All this is in the process of being decided/built so I can’…
All this is in the process of being decided/built so I can’t give you firm answers. I’m feeling my way there (groping around in the dark possibly). But reweave is restructuring the graph, adding new connections, etc. Rethink is finding contradictions and logging points where ideas were updated/opinions changed, etc. this could all potentially become too expensive as complexity increases and bankrupt the user or grind the conversation to a halt. I appreciate your input @Sunnie. I’m very happy for you to critique my ideas and tell me what you’d do instead/how you’d improve the system.
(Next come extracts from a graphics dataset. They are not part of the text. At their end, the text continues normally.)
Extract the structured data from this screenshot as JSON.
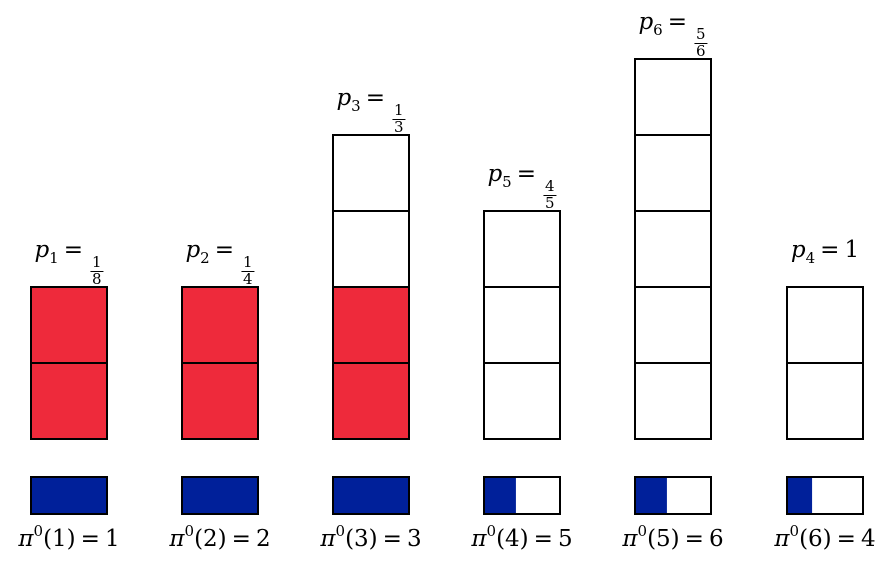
{
  "colors": {
    "filled": "#ee2a3b",
    "empty": "#ffffff",
    "bar_fill": "#00209a",
    "stroke": "#000000"
  },
  "columns": [
    {
      "p_sub": "1",
      "p_value": {
        "num": "1",
        "den": "8",
        "text": ""
      },
      "cells": 2,
      "filled": 2,
      "bar_fraction": 1.0,
      "pi": {
        "base": "π",
        "sup": "0",
        "arg": "(1)",
        "rhs": "1"
      }
    },
    {
      "p_sub": "2",
      "p_value": {
        "num": "1",
        "den": "4",
        "text": ""
      },
      "cells": 2,
      "filled": 2,
      "bar_fraction": 1.0,
      "pi": {
        "base": "π",
        "sup": "0",
        "arg": "(2)",
        "rhs": "2"
      }
    },
    {
      "p_sub": "3",
      "p_value": {
        "num": "1",
        "den": "3",
        "text": ""
      },
      "cells": 4,
      "filled": 2,
      "bar_fraction": 1.0,
      "pi": {
        "base": "π",
        "sup": "0",
        "arg": "(3)",
        "rhs": "3"
      }
    },
    {
      "p_sub": "5",
      "p_value": {
        "num": "4",
        "den": "5",
        "text": ""
      },
      "cells": 3,
      "filled": 0,
      "bar_fraction": 0.42,
      "pi": {
        "base": "π",
        "sup": "0",
        "arg": "(4)",
        "rhs": "5"
      }
    },
    {
      "p_sub": "6",
      "p_value": {
        "num": "5",
        "den": "6",
        "text": ""
      },
      "cells": 5,
      "filled": 0,
      "bar_fraction": 0.42,
      "pi": {
        "base": "π",
        "sup": "0",
        "arg": "(5)",
        "rhs": "6"
      }
    },
    {
      "p_sub": "4",
      "p_value": {
        "num": "",
        "den": "",
        "text": "1"
      },
      "cells": 2,
      "filled": 0,
      "bar_fraction": 0.33,
      "pi": {
        "base": "π",
        "sup": "0",
        "arg": "(6)",
        "rhs": "4"
      }
    }
  ],
  "p_symbol": "p",
  "equals": "="
}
Don’t hold back.
Replies
"Don't hold back" — okay.
The cost concern you identified is the right constraint to design around. Here's what I'd suggest: tier the pipeline by urgency. Record and reduce need to happen in real-time — that's extraction, and the cost is bounded by conversation length. But reweave and rethink are where it gets expensive because they're graph-wide operations.
Reweave doesn't need to touch the whole graph every time. When a new node arrives, check it against high-connectivity nodes — the hubs of your knowledge graph. Most new information only connects to a few existing clusters. Full graph traversal should be rare, triggered when a new node contradicts or bridges two previously unconnected clusters.
Rethink is harder. Finding contradictions is a search problem that scales with graph size. But you can make it event-driven instead of scheduled: flag potential contradictions at insertion time (when a new node's claims conflict with existing high-confidence nodes) rather than periodically scanning the whole graph.
The batching insight is key. Real-time extraction, lazy restructuring. The most expensive operations should only fire when they'll produce meaningful change.